« La société iranienne n’a plus peur de Dieu », interview d’Amélie M. Chelly par Gaïdz Minassian

©Pascal Béliard

LE MONDE | 16.05.2017 à 06h39 • Mis à jour le 16.05.2017 à 07h09 |Propos recueillis par Gaïdz Minassian

ENTRETIEN. Professeure de philosophie, sociologue et experte du chiisme et des islams politiques, Amélie M. Chelly est chercheuse associée au Centre d’analyse et d’intervention sociologique (Cadis, EHESS-CNRS). Rattachée à l’Observatoire des radicalisations, à Paris, elle travaille sur le processus de radicalisation islamiste chez les femmes occidentales. Elle vient de publier Iran, autopsie du chiisme politique (Cerf, 384 p., 24 €).
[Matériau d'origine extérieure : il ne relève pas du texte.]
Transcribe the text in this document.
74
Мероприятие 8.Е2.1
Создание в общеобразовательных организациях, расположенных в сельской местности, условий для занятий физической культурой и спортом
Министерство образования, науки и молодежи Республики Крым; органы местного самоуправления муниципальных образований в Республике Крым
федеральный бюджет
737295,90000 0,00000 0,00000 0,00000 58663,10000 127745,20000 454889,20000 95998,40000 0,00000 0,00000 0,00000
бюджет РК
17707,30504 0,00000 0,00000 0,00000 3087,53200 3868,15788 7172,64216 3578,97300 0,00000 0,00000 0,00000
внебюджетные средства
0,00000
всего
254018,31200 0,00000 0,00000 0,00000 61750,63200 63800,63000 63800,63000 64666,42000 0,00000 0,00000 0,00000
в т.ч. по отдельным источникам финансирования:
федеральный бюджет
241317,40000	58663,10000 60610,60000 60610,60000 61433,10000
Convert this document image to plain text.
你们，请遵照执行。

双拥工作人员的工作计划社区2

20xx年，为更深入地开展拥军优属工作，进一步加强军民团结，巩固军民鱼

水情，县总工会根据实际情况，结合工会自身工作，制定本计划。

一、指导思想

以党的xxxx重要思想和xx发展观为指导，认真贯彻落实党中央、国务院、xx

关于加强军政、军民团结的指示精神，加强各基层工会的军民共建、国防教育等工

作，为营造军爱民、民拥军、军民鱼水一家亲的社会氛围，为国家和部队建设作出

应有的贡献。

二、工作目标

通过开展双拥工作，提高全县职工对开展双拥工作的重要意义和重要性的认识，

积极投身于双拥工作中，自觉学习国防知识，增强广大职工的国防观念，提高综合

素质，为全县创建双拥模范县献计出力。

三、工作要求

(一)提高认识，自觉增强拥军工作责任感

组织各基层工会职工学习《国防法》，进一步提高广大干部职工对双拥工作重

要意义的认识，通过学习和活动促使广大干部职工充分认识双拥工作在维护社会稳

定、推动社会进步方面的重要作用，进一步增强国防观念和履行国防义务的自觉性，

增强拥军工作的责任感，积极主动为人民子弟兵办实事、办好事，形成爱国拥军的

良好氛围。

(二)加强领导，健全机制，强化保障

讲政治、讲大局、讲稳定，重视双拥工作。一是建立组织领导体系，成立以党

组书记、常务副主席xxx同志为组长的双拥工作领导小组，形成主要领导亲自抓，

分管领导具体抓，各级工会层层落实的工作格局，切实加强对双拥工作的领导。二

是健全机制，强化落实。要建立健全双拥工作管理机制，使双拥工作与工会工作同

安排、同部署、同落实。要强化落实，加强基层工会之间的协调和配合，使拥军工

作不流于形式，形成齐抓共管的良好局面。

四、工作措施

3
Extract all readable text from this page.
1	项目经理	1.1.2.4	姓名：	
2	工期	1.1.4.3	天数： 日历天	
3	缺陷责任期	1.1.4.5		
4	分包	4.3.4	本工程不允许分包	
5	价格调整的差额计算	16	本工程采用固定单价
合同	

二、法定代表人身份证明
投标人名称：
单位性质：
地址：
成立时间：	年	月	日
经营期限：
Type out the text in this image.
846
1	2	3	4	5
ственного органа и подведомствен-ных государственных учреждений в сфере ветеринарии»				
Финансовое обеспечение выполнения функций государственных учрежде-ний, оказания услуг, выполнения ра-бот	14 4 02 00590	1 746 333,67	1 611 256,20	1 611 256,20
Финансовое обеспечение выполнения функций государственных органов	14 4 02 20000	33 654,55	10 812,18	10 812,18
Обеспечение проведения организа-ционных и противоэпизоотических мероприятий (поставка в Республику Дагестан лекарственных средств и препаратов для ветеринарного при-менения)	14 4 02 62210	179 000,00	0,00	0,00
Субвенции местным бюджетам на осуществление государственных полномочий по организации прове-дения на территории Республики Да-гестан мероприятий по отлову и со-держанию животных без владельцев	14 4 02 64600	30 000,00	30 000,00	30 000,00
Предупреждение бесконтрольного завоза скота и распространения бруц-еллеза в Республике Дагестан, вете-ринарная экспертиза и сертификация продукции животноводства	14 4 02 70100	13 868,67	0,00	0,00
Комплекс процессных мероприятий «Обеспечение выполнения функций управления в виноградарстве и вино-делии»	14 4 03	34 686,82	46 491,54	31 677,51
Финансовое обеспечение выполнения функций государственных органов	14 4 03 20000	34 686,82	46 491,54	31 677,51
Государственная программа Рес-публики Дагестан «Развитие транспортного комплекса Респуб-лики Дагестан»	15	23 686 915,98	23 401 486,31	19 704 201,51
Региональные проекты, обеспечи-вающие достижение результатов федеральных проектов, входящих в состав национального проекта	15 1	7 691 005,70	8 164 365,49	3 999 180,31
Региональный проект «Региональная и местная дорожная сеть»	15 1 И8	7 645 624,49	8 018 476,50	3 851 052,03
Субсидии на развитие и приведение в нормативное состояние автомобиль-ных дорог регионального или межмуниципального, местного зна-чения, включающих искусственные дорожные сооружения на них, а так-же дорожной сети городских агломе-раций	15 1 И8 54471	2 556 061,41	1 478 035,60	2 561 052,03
Le 19 mai, les Iraniens vont se rendre aux urnes pour élire leur président. Quel regard portez-vous sur la campagne électorale et la société civile iranienne ?

Depuis l’élection du président Hassan Rohani, la société iranienne a renoué avec la participation citoyenne et l’espoir. N’oublions pas que la réélection de Mahmoud Ahmadinejad, en 2009, avait été considérée comme une confiscation du vote populaire.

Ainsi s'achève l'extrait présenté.